Zitierlink: https://hdl.handle.net/21.11116/0000-0008-7436-9
Zusammenfassung
The pathophysiology of autism has been suggested to involve a combination of both macroscale connectome miswiring and microcircuit anomalies. Here, we combine connectome-wide manifold learning with biophysical simulation models to understand associations between global network perturbations and microcircuit dysfunctions in autism. We studied neuroimaging and phenotypic data in 47 individuals with autism and 37 typically developing controls obtained from the Autism Brain Imaging Data Exchange initiative. Our analysis establishes significant differences in structural connectome organization in individuals with autism relative to controls, with strong between-group effects in low-level somatosensory regions and moderate effects in high-level association cortices.

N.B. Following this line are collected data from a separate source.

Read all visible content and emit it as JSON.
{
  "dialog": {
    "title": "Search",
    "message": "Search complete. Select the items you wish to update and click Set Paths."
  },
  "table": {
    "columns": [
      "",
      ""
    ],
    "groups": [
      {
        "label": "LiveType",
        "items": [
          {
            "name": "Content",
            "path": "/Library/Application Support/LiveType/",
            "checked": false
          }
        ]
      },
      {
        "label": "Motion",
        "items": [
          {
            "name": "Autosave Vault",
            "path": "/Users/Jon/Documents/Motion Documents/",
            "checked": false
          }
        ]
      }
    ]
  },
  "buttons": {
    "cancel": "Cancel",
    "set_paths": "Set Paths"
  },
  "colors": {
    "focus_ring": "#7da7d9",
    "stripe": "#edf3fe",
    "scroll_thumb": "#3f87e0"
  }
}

Computational models reveal that the degree of macroscale anomalies is related to atypical increases of recurrent excitation/inhibition, as well as subcortical inputs into cortical microcircuits, especially in sensory and motor areas. Transcriptomic association analysis based on postmortem datasets identifies genes expressed in cortical and thalamic areas from childhood to young adulthood. Finally, supervised machine learning finds that the macroscale perturbations are associated with symptom severity scores on the Autism Diagnostic Observation Schedule. Together, our analyses suggest that atypical subcortico-cortical interactions are associated with both microcircuit and macroscale connectome differences in autism.